Sem antídoto conhecido.

Sem antídoto conhecido.

12
Mai16

Contratos de confissão

David Crisóstomo

 

No âmbito do debate sobre os contratos de associação e o ensino particular e cooperativo, é muito interessante ler a discussão da Assembleia Constituinte em torno do estatuto constitucional que as escolas privadas teriam e da liberdade de iniciativa privada na área da educação. José Augusto Seabra, mais tarde ministro da Educação do terceiro governo de Mário Soares, interveio a certa altura do debate enquanto eleito pelo PPD:

 

"Nas condições históricas portuguesas há um ensino privado. Para nós, ensino privado opõe-se a ensino oficial, ou melhor, a ensino público, expressão que já foi aqui consagrada. Por isso, nós entendemos, como, aliás, se verá na discussão dos pontos seguintes, que o ensino privado pode ser ministrado por determinadas comunidades, que podem ser de diverso tipo.

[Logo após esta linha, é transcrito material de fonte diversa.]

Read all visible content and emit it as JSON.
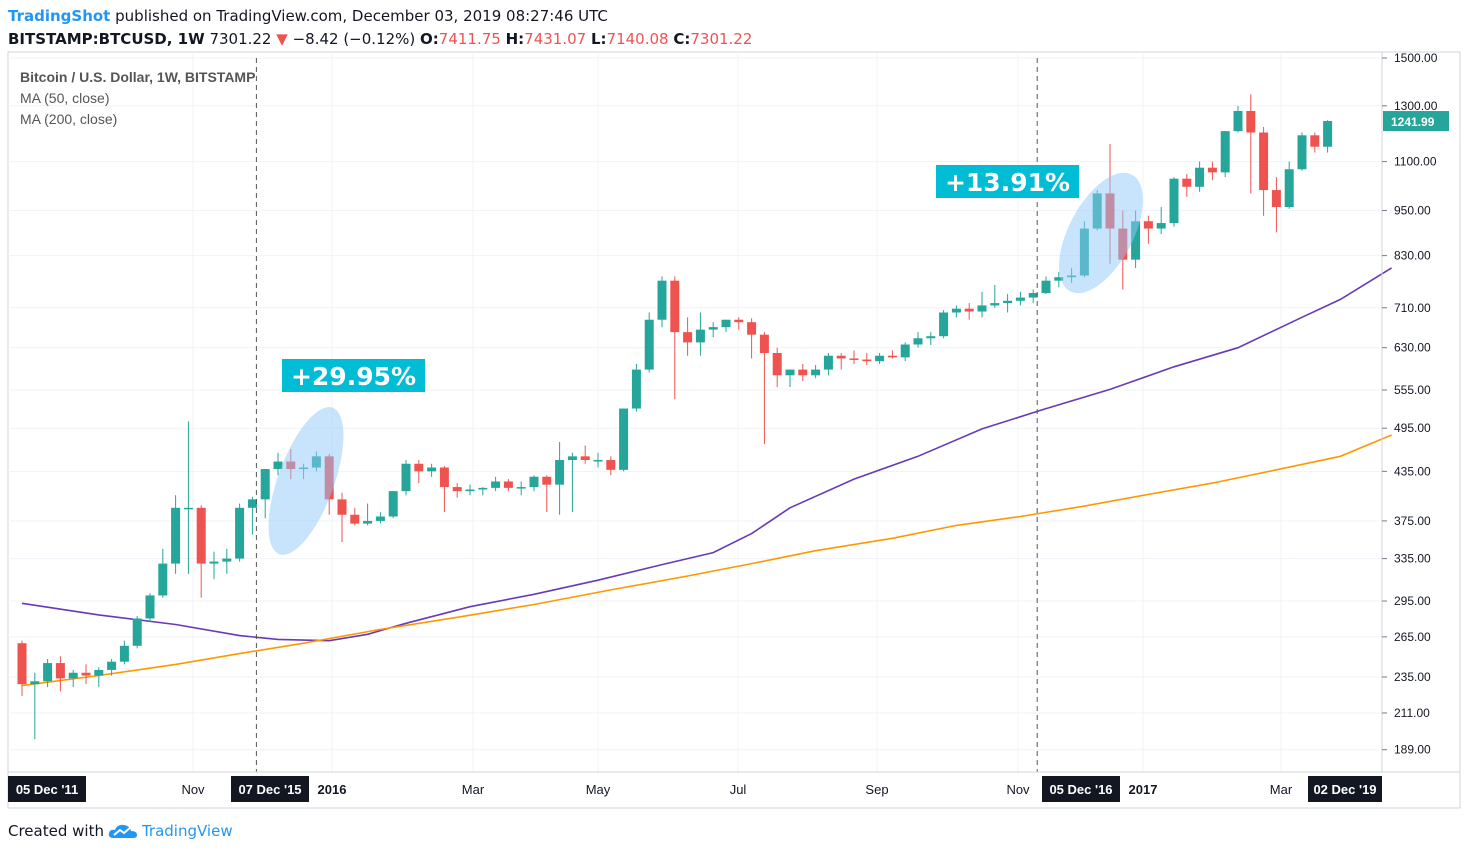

Podem ser comunidades religiosas, podem ser, por exemplo, cooperativas, podem ser associações de pais, podem ser associações de professores.
Por isso, não se trata de defender um ensino privado, individualista e mercantil, mas um ensino não oficial, diversificado, que pode tomar as mais variadas formas. E eu dou alguns exemplos concretos: por exemplo, uma determinada fundação, suponhamos a Fundação António Sérgio, decide organizar um ensino próprio. Tem o direito de o fazer.
Suponhamos, por exemplo, que o Partido Comunista Português, como acontece, por exemplo, em França, decide criar uma Universidade marxista. Tem o direito de o fazer. O Partido Comunista é uma organização legal, portanto tem toda a liberdade de o fazer. Uma cooperativa decide criar um ensino para os seus membros. Tem o direito de o fazer. É nesse sentido que nós entendemos a proposta.
Evidentemente que este problema está, em geral, centrado à volta da confessionalidade ou não confessionalidade do ensino. Ora, como nós já definimos que o ensino oficial é não confessional, admitimos que possa haver, no caso do ensino privado, ensino confessional."

 

Pois bem, o Luís Aguiar-Conraria destacou, num muito bom artigo no Observador sobre as múltiplas argumentações em torno dos contratos de associação, estas situações que me parecem reveladoras dum problema que temos em mãos:

 

"De qualquer forma, os factos falam por si, basta ir ler os estatutos de alguns colégios com contratos de associação. Um caso engraçado é o do Colégio Rainha Santa Isabel (CRSI), em Coimbra, a menos de 2 kms de excelentes escolas públicas, como a Escola Secundária de Dona Maria ou a Avelar Brotero. Como “visão educativa” a CRSI tem “somente em vista a glória de Deus e a salvação do mundo” e quer que “todas as nossas acções tendam para este nobre fim”. No item da acção educativa diz que quer viver “em bom entendimento, formando um só coração e uma só alma, pertencendo totalmente a Deus.” Diz ainda que “como escola católica que é, todas as turmas do CRSI iniciam o seu dia fazendo oração comum ou comunitária, pensada e adaptada para cada faixa etária, iniciando o nosso dia com a bênção e o encontro com Jesus Cristo.” A 350 metros está o Colégio São Teotónio, também com contrato de associação, que na sua página diz que o “objetivo do Colégio de São Teotónio enquanto Escola Católica é educar a partir dos referenciais do humanismo cristão”. Nada contra. Mas com o dinheiro dos contribuintes dum Estado laico, não."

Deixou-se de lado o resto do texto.